Google has hatched a game-changing plan to speed up internet service across Cuba. The Silicon Valley giant has set up an online technology center in Cuban artist Kcho’s studio in Havana, where it will offer free internet service at speeds nearly 70 times faster than the service now available to the Cuban public.
It seems Google is hopeful that such a center will convince Cubans that they actually can access high-speed Internet, but the government is restricting their access. According to Associated Press, Google has built a studio equipped with dozens of laptops, cellphones, and virtual-reality goggles. The connection at the Kcho studio is provided by Cuba’s state-run telecommunications company over a new fiber-optic connection.
As many as 40 people can use the internet service at a time at the studio, which will be open five days a week, from 7 am to midnight. “That’s a drop in the bucket for an island of more than 11 million,” said Sean Goforth, director of research for Nearshore Americas. “Ultimately, [the government-run telecom] ETECSA, and hence the Cuban government, will have to decide to allow expanded internet access.”
Goforth is the author of Cuba’s Readiness for ICT Transformation, a 67-page report that analyzes Cuba’s telecommunications infrastructure and the strengths of the island’s IT workforce.

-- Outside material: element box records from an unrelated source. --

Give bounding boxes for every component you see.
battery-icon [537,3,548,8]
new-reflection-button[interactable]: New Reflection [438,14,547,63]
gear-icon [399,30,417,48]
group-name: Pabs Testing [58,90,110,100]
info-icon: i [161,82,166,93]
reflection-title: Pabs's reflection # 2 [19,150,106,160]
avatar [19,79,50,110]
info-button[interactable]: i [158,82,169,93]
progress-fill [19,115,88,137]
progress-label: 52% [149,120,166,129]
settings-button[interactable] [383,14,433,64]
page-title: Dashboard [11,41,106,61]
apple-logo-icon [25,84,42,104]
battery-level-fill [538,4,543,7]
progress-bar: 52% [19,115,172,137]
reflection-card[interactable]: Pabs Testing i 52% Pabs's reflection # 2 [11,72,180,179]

“Yes, Google will offer much faster internet access, but in terms of expanding access, the impact of the current arrangement will be limited to several dozen people at one time — possibly a few hundred in a day,” he said.
In fact, it is this studio where Cuba’s first Wi-Fi hotspot was unveiled. The Cuban government has since set up several Wi-Fi hotspots across the country, particularly in capital Havana. Yet, the socialist island still has one of the world’s lowest rates of internet penetration.
“The hub at the artist studio is a marker that Google has put down that signals the company’s ability to help modernize Cuba’s internet,” said Goforth. “But it also shows the company’s willingness to do so within the parameters established by the Cuban government.”
The artist launched the Wi-Fi hotspot after getting permission from ETECSA. Over the past one year, the telecom firm has rolled out nearly 50 Wi-Fi hotspots across the country.